Je m'en suis recouvert...

La bouteille de la honte et de la pudeur

Je l'ai lancée sur la roche. Qui cela regarde-t-il ?!

Haydar, Haydar

 

« C'est illicite » ont dit les dévots [religieux sunnites]

Au vin de mon amour

Je remplirais la coupe, je le boirais

Le pêché est le mien.
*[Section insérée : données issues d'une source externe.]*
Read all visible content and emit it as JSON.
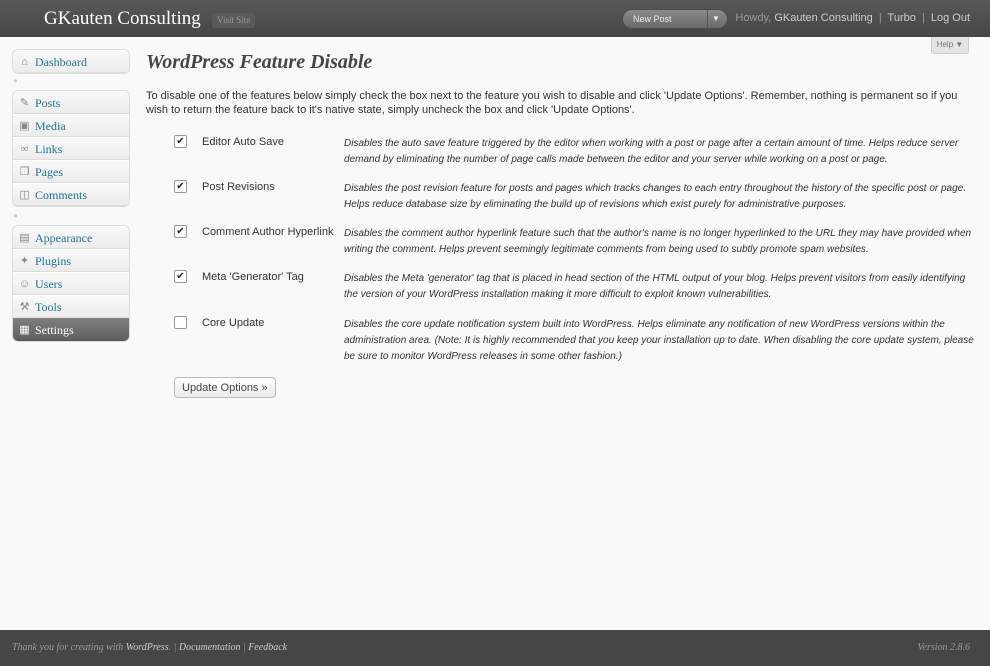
{
  "header": {
    "site_title": "GKauten Consulting",
    "visit_site": "Visit Site",
    "new_post": "New Post",
    "new_post_arrow": "▼",
    "howdy": "Howdy,",
    "user_name": "GKauten Consulting",
    "turbo": "Turbo",
    "logout": "Log Out",
    "pipe": "|"
  },
  "help": {
    "label": "Help ▼"
  },
  "sidebar": {
    "dashboard": {
      "label": "Dashboard",
      "icon": "⌂"
    },
    "items": [
      {
        "label": "Posts",
        "icon": "✎"
      },
      {
        "label": "Media",
        "icon": "▣"
      },
      {
        "label": "Links",
        "icon": "∞"
      },
      {
        "label": "Pages",
        "icon": "❐"
      },
      {
        "label": "Comments",
        "icon": "◫"
      }
    ],
    "items2": [
      {
        "label": "Appearance",
        "icon": "▤"
      },
      {
        "label": "Plugins",
        "icon": "✦"
      },
      {
        "label": "Users",
        "icon": "☺"
      },
      {
        "label": "Tools",
        "icon": "⚒"
      },
      {
        "label": "Settings",
        "icon": "▦"
      }
    ],
    "separator_mark": "●"
  },
  "main": {
    "title": "WordPress Feature Disable",
    "intro": "To disable one of the features below simply check the box next to the feature you wish to disable and click 'Update Options'. Remember, nothing is permanent so if you wish to return the feature back to it's native state, simply uncheck the box and click 'Update Options'.",
    "check_mark": "✔",
    "features": [
      {
        "name": "Editor Auto Save",
        "checked": true,
        "desc": "Disables the auto save feature triggered by the editor when working with a post or page after a certain amount of time. Helps reduce server demand by eliminating the number of page calls made between the editor and your server while working on a post or page."
      },
      {
        "name": "Post Revisions",
        "checked": true,
        "desc": "Disables the post revision feature for posts and pages which tracks changes to each entry throughout the history of the specific post or page. Helps reduce database size by eliminating the build up of revisions which exist purely for administrative purposes."
      },
      {
        "name": "Comment Author Hyperlink",
        "checked": true,
        "desc": "Disables the comment author hyperlink feature such that the author's name is no longer hyperlinked to the URL they may have provided when writing the comment. Helps prevent seemingly legitimate comments from being used to subtly promote spam websites."
      },
      {
        "name": "Meta 'Generator' Tag",
        "checked": true,
        "desc": "Disables the Meta 'generator' tag that is placed in head section of the HTML output of your blog. Helps prevent visitors from easily identifying the version of your WordPress installation making it more difficult to exploit known vulnerabilities."
      },
      {
        "name": "Core Update",
        "checked": false,
        "desc": "Disables the core update notification system built into WordPress. Helps eliminate any notification of new WordPress versions within the administration area. (Note: It is highly recommended that you keep your installation up to date. When disabling the core update system, please be sure to monitor WordPress releases in some other fashion.)"
      }
    ],
    "update_button": "Update Options »"
  },
  "footer": {
    "thanks": "Thank you for creating with",
    "wordpress": "WordPress",
    "period": ".",
    "documentation": "Documentation",
    "feedback": "Feedback",
    "pipe": "|",
    "version": "Version 2.8.6"
  }
}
Qui cela regarde-t-il ?!

Haydar, Haydar

 

Tantôt je monterais au ciel

Y contempler le monde

Tantôt je descendrais sur terre

Le monde me contemplant.

Haydar, Haydar

 

Les dévots [religieux sunnites] se prosternèrent

Vers le Mihrab du temple (mosquée)

Mon lieu de prière est le seuil du Bien Aimé

Je m'y prosternerais. Qui cela regarde-t-il ?!

Haydar, Haydar

 

Je le perds, je le cherche

Le Bien Aimé est le mien. Qui cela regarde-t-il ?!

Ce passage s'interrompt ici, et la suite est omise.